EMA: THROMBOEMBOLIE-HÄUFIGKEIT UNTER KONTRAZEPTIVA NEU BEWERTET

Der europäische Risikobewertungsausschuss im Bereich der Pharmakovigilanz (PRAC) hat seine Überprüfung des Risikos venöser Thromboembolien (VTE) unter niedrig dosierten kombinierten hormonalen Kontrazeptiva abgeschlossen und bescheinigt allen Präparaten eine positive Nutzen-Schaden-Bilanz. Das VTE-Risiko sei gering, bei insgesamt kleinen Unterschieden,1 lautet das Fazit, das eine eindeutige Positionierung vermissen lässt. Allerdings sollen verordnende Ärzte das Thromboembolierisiko der verschiedenen Präparate gegeneinander abwägen.1 Und das ist auch nach der aktuellen Einschätzung am niedrigsten unter Hormonkombinationen mit dem Gestagen Levonorgestrel sowie mit den hierzulande nur selten verordneten Abkömmlingen Norethisteron und Norgestimat. Kombinationspillen mit Desogestrel, Drospirenon oder Gestoden (z.B. a-t 2001; 32: 84; 2011; 42: 109), aber auch Verhütungsring und -pflaster mit den Gestagenen Etonogestrel bzw. Norelgestromin (a-t 2012; 43: 15-6 und 63-4) bergen hingegen eine deutlich größere VTE-Gefährdung. Für Produkte mit Chlormadinon, Dienogest oder Nomegestrol reichen die vorhandenen Daten für eine Beurteilung nicht aus (a-t 2010; 41: 98-9 und 2012; 43: 28-9).1

Da die Häufigkeitsangaben des PRAC zum VTE-Risiko etwa dreifach höher liegen als in den entsprechenden Passagen der aktuellen deutschen Fachinformationen (siehe Tabelle) und kombinierte hormonale Kontrazeptiva breit verordnet werden, bekommen die „kleinen Unterschiede” eine große Relevanz: 2012 verhüteten beispielsweise mindestens 550.000 Frauen mit Drospirenon-haltigen Pillen. Den Risikodaten des PRAC zufolge dürften darunter in Deutschland pro Jahr 250 Frauen mehr eine VTE erlitten haben, als wenn alle stattdessen ein Levonorgestrel-haltiges Kontrazeptivum eingenommen hätten.

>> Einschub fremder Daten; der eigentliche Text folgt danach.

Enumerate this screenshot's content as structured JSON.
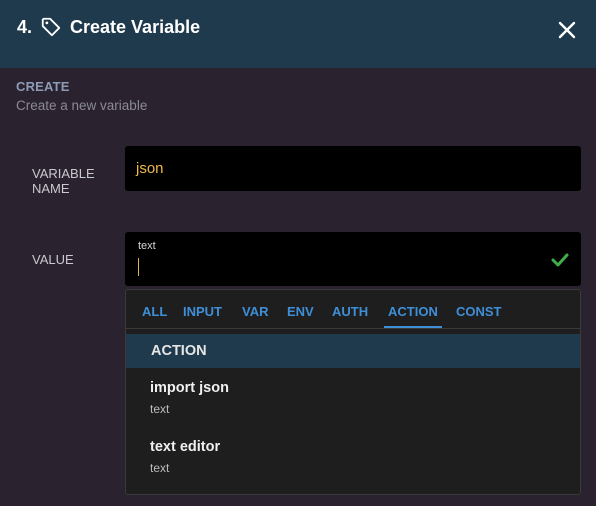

Im Schadensfall könnte dies verordnende Ärzte in Erklärungsnot bringen, da relevante Vorteile von Kontrazeptiva der so genannten dritten oder vierten Generation* nicht hinreichend belegt sind. Auch das Bundesinstitut für Arzneimittel und Medizinprodukte (BfArM) empfiehlt inzwischen, „insbesondere für Erstanwenderinnen und Anwenderinnen unter 30 Jahren” Kontrazeptiva mit niedrigerem VTE-Risiko, also beispielsweise Levonorgestrel-haltige, zu bevorzugen (a-t 2013; 44: 31).3

Aus Gründen des vorbeugenden Verbraucherschutzes halten wir es für überfällig, endlich die risikoärmeren Kombinationen als Mittel der ersten Wahl einzustufen und die riskanteren Kontrazeptiva als Mittel der Reserve, –Red.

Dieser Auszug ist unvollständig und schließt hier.